EVERYTHING…. When relying on eating out for virtually every meal you have the opportunity to sample a lot of food. Plus, Italy is famous for it’s cuisine so it was a pleasure to have to sample and experiment with what each region had to offer. Eating happens late in Europe and while recovering from jet lag, it took a few days to get used to. We typically had late breakfasts or lunch, midday snacks and a later dinner. Restaurant didn’t even open until 7:30pm. We would find a local market to stock up on some sort of sliced meat and cheeses, crackers, beer and wine for the room. We learned that most restaurants would serve a bit of a snack with each round of drinks you order. This is a very smart strategy as day drinking is normal in Italy, at least it seemed to be if you were on vacation. I did take a few cappuccinos at the coffee bars as the locals do. The travel blogs I read prior to leaving were correct in that Italians do not sit and luxuriate over Vente sized coffees (ie Starbucks). It’s in and out with a strong but delicious shot of espresso, cappuccino or macchiato. The wine was amazing and we never tasted a house wine that was bad. It seemed to be more economical to order a bottle than individual glasses, so many bottles we consumed over the course of this trip. Each region was very specific in its food culture and I will expand on it in the other blogs. Last note on food is that the service is not fast and when a server does bless you with their presence, be ready to order the whole meal. We had a few times where we wanted to order appetizers and drinks while we browsed the menu, and the server just gave us a look like we were confused and the most annoying thing they had dealt with that day.
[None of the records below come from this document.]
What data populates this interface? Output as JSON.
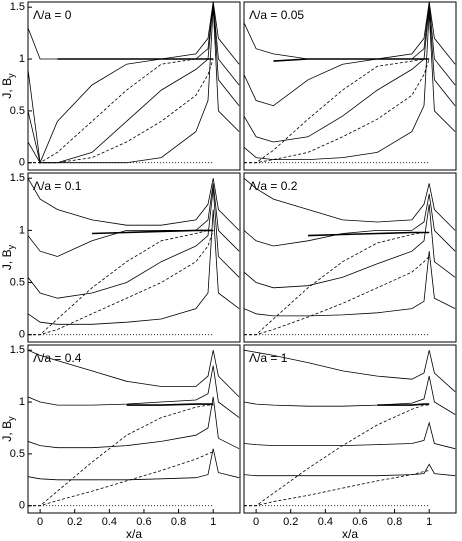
{
  "chart_data": [
    {
      "type": "line",
      "title": "Λ/a = 0",
      "ylabel": "J, B",
      "ylabel_subscript": "y",
      "x": [
        -0.07,
        0,
        0.1,
        0.3,
        0.5,
        0.7,
        0.9,
        0.97,
        1,
        1.03,
        1.15
      ],
      "xlim": [
        -0.07,
        1.155
      ],
      "ylim": [
        -0.07,
        1.55
      ],
      "yticks": [
        0,
        0.5,
        1,
        1.5
      ],
      "series": [
        {
          "color": "#000",
          "style": "solid",
          "values": [
            1.3,
            1.0,
            1.0,
            1.0,
            1.0,
            1.0,
            1.05,
            1.2,
            1.55,
            1.2,
            0.95
          ]
        },
        {
          "color": "#000",
          "style": "solid",
          "values": [
            0.9,
            0.0,
            0.4,
            0.75,
            0.95,
            1.0,
            1.0,
            1.1,
            1.55,
            1.0,
            0.75
          ]
        },
        {
          "color": "#000",
          "style": "solid",
          "values": [
            0.5,
            0.0,
            0.0,
            0.1,
            0.4,
            0.7,
            0.9,
            1.0,
            1.55,
            0.8,
            0.55
          ]
        },
        {
          "color": "#000",
          "style": "solid",
          "values": [
            0.2,
            0.0,
            0.0,
            0.0,
            0.0,
            0.05,
            0.3,
            0.6,
            1.5,
            0.5,
            0.3
          ]
        },
        {
          "color": "#000",
          "style": "dashed",
          "values": [
            0,
            0,
            0.1,
            0.4,
            0.7,
            0.95,
            1.0,
            1.0,
            1.0,
            null,
            null
          ]
        },
        {
          "color": "#000",
          "style": "dashed",
          "values": [
            0,
            0,
            0,
            0.05,
            0.2,
            0.4,
            0.65,
            0.85,
            1.0,
            null,
            null
          ]
        },
        {
          "color": "#000",
          "style": "thick",
          "values": [
            null,
            null,
            1,
            1,
            1,
            1,
            1,
            1,
            1,
            null,
            null
          ]
        },
        {
          "color": "#000",
          "style": "dotted",
          "values": [
            null,
            0,
            0,
            0,
            0,
            0,
            0,
            0,
            0,
            null,
            null
          ]
        }
      ]
    },
    {
      "type": "line",
      "title": "Λ/a = 0.05",
      "x": [
        -0.07,
        0,
        0.1,
        0.3,
        0.5,
        0.7,
        0.9,
        0.97,
        1,
        1.03,
        1.15
      ],
      "xlim": [
        -0.07,
        1.155
      ],
      "ylim": [
        -0.07,
        1.55
      ],
      "series": [
        {
          "color": "#000",
          "style": "solid",
          "values": [
            1.35,
            1.1,
            1.05,
            1.0,
            1.0,
            1.0,
            1.05,
            1.2,
            1.55,
            1.2,
            0.95
          ]
        },
        {
          "color": "#000",
          "style": "solid",
          "values": [
            0.85,
            0.6,
            0.55,
            0.8,
            0.95,
            1.0,
            1.0,
            1.1,
            1.55,
            1.0,
            0.75
          ]
        },
        {
          "color": "#000",
          "style": "solid",
          "values": [
            0.45,
            0.25,
            0.2,
            0.25,
            0.45,
            0.7,
            0.9,
            1.0,
            1.5,
            0.8,
            0.55
          ]
        },
        {
          "color": "#000",
          "style": "solid",
          "values": [
            0.15,
            0.05,
            0.03,
            0.03,
            0.05,
            0.1,
            0.3,
            0.55,
            1.45,
            0.5,
            0.3
          ]
        },
        {
          "color": "#000",
          "style": "dashed",
          "values": [
            0,
            0,
            0.12,
            0.42,
            0.7,
            0.93,
            0.98,
            1.0,
            1.0,
            null,
            null
          ]
        },
        {
          "color": "#000",
          "style": "dashed",
          "values": [
            0,
            0,
            0.03,
            0.1,
            0.25,
            0.42,
            0.65,
            0.85,
            1.0,
            null,
            null
          ]
        },
        {
          "color": "#000",
          "style": "thick",
          "values": [
            null,
            null,
            0.98,
            1,
            1,
            1,
            1,
            1,
            1,
            null,
            null
          ]
        },
        {
          "color": "#000",
          "style": "dotted",
          "values": [
            null,
            0,
            0,
            0,
            0,
            0,
            0,
            0,
            0,
            null,
            null
          ]
        }
      ]
    },
    {
      "type": "line",
      "title": "Λ/a = 0.1",
      "ylabel": "J, B",
      "ylabel_subscript": "y",
      "x": [
        -0.07,
        0,
        0.1,
        0.3,
        0.5,
        0.7,
        0.9,
        0.97,
        1,
        1.03,
        1.15
      ],
      "xlim": [
        -0.07,
        1.155
      ],
      "ylim": [
        -0.07,
        1.55
      ],
      "yticks": [
        0,
        0.5,
        1,
        1.5
      ],
      "series": [
        {
          "color": "#000",
          "style": "solid",
          "values": [
            1.5,
            1.3,
            1.2,
            1.1,
            1.05,
            1.05,
            1.1,
            1.25,
            1.5,
            1.2,
            1.0
          ]
        },
        {
          "color": "#000",
          "style": "solid",
          "values": [
            0.95,
            0.8,
            0.75,
            0.9,
            1.0,
            1.0,
            1.0,
            1.1,
            1.45,
            1.0,
            0.8
          ]
        },
        {
          "color": "#000",
          "style": "solid",
          "values": [
            0.55,
            0.4,
            0.35,
            0.4,
            0.5,
            0.7,
            0.85,
            0.95,
            1.4,
            0.75,
            0.55
          ]
        },
        {
          "color": "#000",
          "style": "solid",
          "values": [
            0.2,
            0.12,
            0.1,
            0.1,
            0.12,
            0.15,
            0.25,
            0.4,
            1.2,
            0.4,
            0.25
          ]
        },
        {
          "color": "#000",
          "style": "dashed",
          "values": [
            0,
            0,
            0.15,
            0.45,
            0.7,
            0.9,
            0.97,
            1.0,
            1.0,
            null,
            null
          ]
        },
        {
          "color": "#000",
          "style": "dashed",
          "values": [
            0,
            0,
            0.05,
            0.2,
            0.35,
            0.5,
            0.7,
            0.85,
            1.0,
            null,
            null
          ]
        },
        {
          "color": "#000",
          "style": "thick",
          "values": [
            null,
            null,
            null,
            0.97,
            0.98,
            0.99,
            1,
            1,
            1,
            null,
            null
          ]
        },
        {
          "color": "#000",
          "style": "dotted",
          "values": [
            null,
            0,
            0,
            0,
            0,
            0,
            0,
            0,
            0,
            null,
            null
          ]
        }
      ]
    },
    {
      "type": "line",
      "title": "Λ/a = 0.2",
      "x": [
        -0.07,
        0,
        0.1,
        0.3,
        0.5,
        0.7,
        0.9,
        0.97,
        1,
        1.03,
        1.15
      ],
      "xlim": [
        -0.07,
        1.155
      ],
      "ylim": [
        -0.07,
        1.55
      ],
      "series": [
        {
          "color": "#000",
          "style": "solid",
          "values": [
            1.5,
            1.4,
            1.3,
            1.2,
            1.1,
            1.08,
            1.1,
            1.25,
            1.45,
            1.2,
            1.0
          ]
        },
        {
          "color": "#000",
          "style": "solid",
          "values": [
            1.0,
            0.9,
            0.85,
            0.9,
            0.97,
            1.0,
            1.0,
            1.08,
            1.35,
            1.0,
            0.8
          ]
        },
        {
          "color": "#000",
          "style": "solid",
          "values": [
            0.6,
            0.5,
            0.45,
            0.47,
            0.55,
            0.68,
            0.8,
            0.9,
            1.25,
            0.7,
            0.55
          ]
        },
        {
          "color": "#000",
          "style": "solid",
          "values": [
            0.25,
            0.2,
            0.18,
            0.18,
            0.19,
            0.21,
            0.25,
            0.32,
            0.8,
            0.35,
            0.25
          ]
        },
        {
          "color": "#000",
          "style": "dashed",
          "values": [
            0,
            0,
            0.15,
            0.45,
            0.7,
            0.88,
            0.96,
            0.98,
            0.98,
            null,
            null
          ]
        },
        {
          "color": "#000",
          "style": "dashed",
          "values": [
            0,
            0,
            0.05,
            0.17,
            0.3,
            0.45,
            0.6,
            0.7,
            0.75,
            null,
            null
          ]
        },
        {
          "color": "#000",
          "style": "thick",
          "values": [
            null,
            null,
            null,
            0.95,
            0.96,
            0.97,
            0.98,
            0.98,
            0.98,
            null,
            null
          ]
        },
        {
          "color": "#000",
          "style": "dotted",
          "values": [
            null,
            0,
            0,
            0,
            0,
            0,
            0,
            0,
            0,
            null,
            null
          ]
        }
      ]
    },
    {
      "type": "line",
      "title": "Λ/a = 0.4",
      "ylabel": "J, B",
      "ylabel_subscript": "y",
      "xlabel": "x/a",
      "x": [
        -0.07,
        0,
        0.1,
        0.3,
        0.5,
        0.7,
        0.9,
        0.97,
        1,
        1.03,
        1.15
      ],
      "xlim": [
        -0.07,
        1.155
      ],
      "ylim": [
        -0.07,
        1.55
      ],
      "yticks": [
        0,
        0.5,
        1,
        1.5
      ],
      "xticks": [
        0,
        0.2,
        0.4,
        0.6,
        0.8,
        1
      ],
      "series": [
        {
          "color": "#000",
          "style": "solid",
          "values": [
            1.5,
            1.45,
            1.4,
            1.3,
            1.2,
            1.15,
            1.15,
            1.25,
            1.5,
            1.25,
            1.05
          ]
        },
        {
          "color": "#000",
          "style": "solid",
          "values": [
            1.05,
            1.0,
            0.97,
            0.97,
            0.98,
            1.0,
            1.02,
            1.08,
            1.35,
            1.0,
            0.85
          ]
        },
        {
          "color": "#000",
          "style": "solid",
          "values": [
            0.62,
            0.58,
            0.56,
            0.56,
            0.58,
            0.62,
            0.68,
            0.75,
            1.05,
            0.65,
            0.55
          ]
        },
        {
          "color": "#000",
          "style": "solid",
          "values": [
            0.28,
            0.26,
            0.25,
            0.25,
            0.25,
            0.26,
            0.27,
            0.3,
            0.55,
            0.32,
            0.27
          ]
        },
        {
          "color": "#000",
          "style": "dashed",
          "values": [
            0,
            0,
            0.14,
            0.42,
            0.68,
            0.85,
            0.95,
            0.97,
            0.97,
            null,
            null
          ]
        },
        {
          "color": "#000",
          "style": "dashed",
          "values": [
            0,
            0,
            0.05,
            0.14,
            0.24,
            0.34,
            0.45,
            0.5,
            0.52,
            null,
            null
          ]
        },
        {
          "color": "#000",
          "style": "thick",
          "values": [
            null,
            null,
            null,
            null,
            0.97,
            0.97,
            0.98,
            0.98,
            0.98,
            null,
            null
          ]
        },
        {
          "color": "#000",
          "style": "dotted",
          "values": [
            null,
            0,
            0,
            0,
            0,
            0,
            0,
            0,
            0,
            null,
            null
          ]
        }
      ]
    },
    {
      "type": "line",
      "title": "Λ/a = 1",
      "xlabel": "x/a",
      "x": [
        -0.07,
        0,
        0.1,
        0.3,
        0.5,
        0.7,
        0.9,
        0.97,
        1,
        1.03,
        1.15
      ],
      "xlim": [
        -0.07,
        1.155
      ],
      "ylim": [
        -0.07,
        1.55
      ],
      "xticks": [
        0,
        0.2,
        0.4,
        0.6,
        0.8,
        1
      ],
      "series": [
        {
          "color": "#000",
          "style": "solid",
          "values": [
            1.5,
            1.48,
            1.45,
            1.38,
            1.3,
            1.25,
            1.22,
            1.28,
            1.5,
            1.28,
            1.1
          ]
        },
        {
          "color": "#000",
          "style": "solid",
          "values": [
            1.0,
            0.98,
            0.97,
            0.96,
            0.96,
            0.97,
            0.99,
            1.03,
            1.25,
            1.0,
            0.88
          ]
        },
        {
          "color": "#000",
          "style": "solid",
          "values": [
            0.6,
            0.59,
            0.58,
            0.58,
            0.58,
            0.59,
            0.6,
            0.63,
            0.8,
            0.6,
            0.55
          ]
        },
        {
          "color": "#000",
          "style": "solid",
          "values": [
            0.3,
            0.29,
            0.29,
            0.29,
            0.29,
            0.29,
            0.3,
            0.31,
            0.4,
            0.31,
            0.29
          ]
        },
        {
          "color": "#000",
          "style": "dashed",
          "values": [
            0,
            0,
            0.12,
            0.36,
            0.58,
            0.78,
            0.93,
            0.97,
            0.97,
            null,
            null
          ]
        },
        {
          "color": "#000",
          "style": "dashed",
          "values": [
            0,
            0,
            0.04,
            0.1,
            0.17,
            0.24,
            0.3,
            0.33,
            0.34,
            null,
            null
          ]
        },
        {
          "color": "#000",
          "style": "thick",
          "values": [
            null,
            null,
            null,
            null,
            null,
            0.97,
            0.97,
            0.98,
            0.98,
            null,
            null
          ]
        },
        {
          "color": "#000",
          "style": "dotted",
          "values": [
            null,
            0,
            0,
            0,
            0,
            0,
            0,
            0,
            0,
            null,
            null
          ]
        }
      ]
    }
  ]
}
As a natural born people-pleaser myself, it was uncomfortable for me to feel like I was bothering someone by asking to explain something extra or fumbling with hand signals and broken English to communicate. After a while though, I came to appreciate the honesty of saying directly what I needed/wanted without a bunch of “I’m sorrys” and “whatever is easy for you” phrases. Tipping isn’t like it is here, so they have no reason to kiss your ass. That being said, we had ample wonderful and attentive servers in Italy, and dining out was one of the highlights of our trip.
What we did….
Walking, eating, people watching and marveling at architecture and art. Repeat. That pretty much sums it up. There is so much to see in Italy from nature and what has been made by man. Each region had a new and exciting offering for us to take in. From the spectacular mountains in the Italian Alps to the excavation sites scattered about the busy city of Rome. It was so fun to know you could just step out your door and immediately be taken aback by what was out there. We intentionally stayed in central locations so we could easily reach restaurants and sites by foot. We did have at least one or two must-sees in each place we visited, then allowed time for wandering and seeing what came our way. It was a really nice balance. Much more details are to follow in the regional blogs.
This Italy trip was one that will forever be a sweet spot in my memory. It met all of my expectations and gave flavor and color to how I had always imagined Italy to be. I have such an appreciation now for the cultural diversity that can exist within one country and with each new region we explored I was left with wanting to see more. My favorite spots were the Dolomites and Florence, but each spot we stayed had something that took my breath away or had something that I was seeing for the first time. Italy is a place I absolutely want to visit again and I would enthusiastically recommend it to anyone craving a European adventure.